My goal is to do whatever the recommended best practice is for managing different datasets with different retention windows, through indices, ILM, templates, aliases, and data streams
Towards that end I'm experimenting with defining index lifecycles and templates in terraform like so:
resource "elasticstack_elasticsearch_index_lifecycle" "hot_warm_delete_10_30" {
name = "hot_warm_delete_10_30"
hot {
min_age = "1h"
rollover {
max_age = "1d"
max_primary_shard_size = "30gb"
}
}
warm {
min_age = "10d"
readonly {
enabled = true
}
forcemerge {
max_num_segments = 1
}
shrink {
number_of_shards = 1
}
}
delete {
min_age = "30d"
delete {
delete_searchable_snapshot = true
}
}
}
resource "elasticstack_elasticsearch_index_template" "logs_app" {
name = "logs_app"
priority = 2022
index_patterns = [
"logs-app-*"
]
template {
settings = jsonencode({
"lifecycle.name" = elasticstack_elasticsearch_index_lifecycle.hot_warm_delete_10_30.name
})
}
}
with the idea that I will be able to configure additional lifecycles like hot_delete_10
and hot_warm_cold_delete_10_30_90
to manage migration and retention of different data sources
However, I'm uncertain how to connect the data I'm writing from filebeat to these template configurations.
From the filebeat logs it looks like to set an index like
index: "logs-%{kubernetes.container.name}-%{kubernetes.labels.app_kubernetes_io/name}-%{+yyyy.MM.dd}"
(where the kubernetes fields are populated by processors.add_kubernetes_metadata)

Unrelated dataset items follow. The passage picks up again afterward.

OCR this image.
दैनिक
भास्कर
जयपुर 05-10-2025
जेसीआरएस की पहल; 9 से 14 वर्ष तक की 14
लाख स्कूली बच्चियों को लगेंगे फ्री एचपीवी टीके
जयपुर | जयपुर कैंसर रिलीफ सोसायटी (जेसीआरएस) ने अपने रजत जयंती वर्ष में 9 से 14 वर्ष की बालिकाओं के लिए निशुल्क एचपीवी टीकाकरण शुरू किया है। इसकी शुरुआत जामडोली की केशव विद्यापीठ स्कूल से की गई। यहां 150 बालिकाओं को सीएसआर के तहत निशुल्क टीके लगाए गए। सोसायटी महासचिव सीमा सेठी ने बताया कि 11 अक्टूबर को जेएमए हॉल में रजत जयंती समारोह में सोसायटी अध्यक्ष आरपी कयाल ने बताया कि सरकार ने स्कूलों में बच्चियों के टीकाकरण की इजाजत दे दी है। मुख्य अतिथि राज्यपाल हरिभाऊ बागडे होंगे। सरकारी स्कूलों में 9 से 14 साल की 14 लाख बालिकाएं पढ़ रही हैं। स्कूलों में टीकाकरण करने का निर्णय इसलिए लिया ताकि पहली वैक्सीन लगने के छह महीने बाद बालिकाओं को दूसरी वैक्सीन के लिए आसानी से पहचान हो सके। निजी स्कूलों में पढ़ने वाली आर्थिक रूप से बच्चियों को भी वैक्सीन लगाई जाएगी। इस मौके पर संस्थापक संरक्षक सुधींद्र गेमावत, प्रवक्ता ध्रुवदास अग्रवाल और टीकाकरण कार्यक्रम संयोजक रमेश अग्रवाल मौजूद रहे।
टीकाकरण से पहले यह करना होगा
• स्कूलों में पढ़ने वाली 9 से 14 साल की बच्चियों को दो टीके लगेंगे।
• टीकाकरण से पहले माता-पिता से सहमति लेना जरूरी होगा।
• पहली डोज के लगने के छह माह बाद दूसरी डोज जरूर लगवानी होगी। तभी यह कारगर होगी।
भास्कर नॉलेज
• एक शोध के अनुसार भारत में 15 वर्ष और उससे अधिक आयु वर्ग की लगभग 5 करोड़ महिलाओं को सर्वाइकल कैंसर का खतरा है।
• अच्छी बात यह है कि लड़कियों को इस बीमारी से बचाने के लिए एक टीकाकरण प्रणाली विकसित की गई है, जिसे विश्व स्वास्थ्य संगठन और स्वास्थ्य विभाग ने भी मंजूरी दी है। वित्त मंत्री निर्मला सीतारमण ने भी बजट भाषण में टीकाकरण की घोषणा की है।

I would also have to configure setup.template.name
and setup.template.pattern
, which are fields defined not per filebeat.inputs
but generally for the filebeat configuration
I am hoping to avoid defining datastreams explicitly in terraform - I would like to infer them from kubernetes fields so that new services don't need to modify the elasticstack or filebeat configurations to start logging
Would you be able to describe the right way to do this configuration? It's a little unclear to me how to completely wire sending data from filebeat to different datastreams conditionally on the source/fields of data
Thank you!
Austin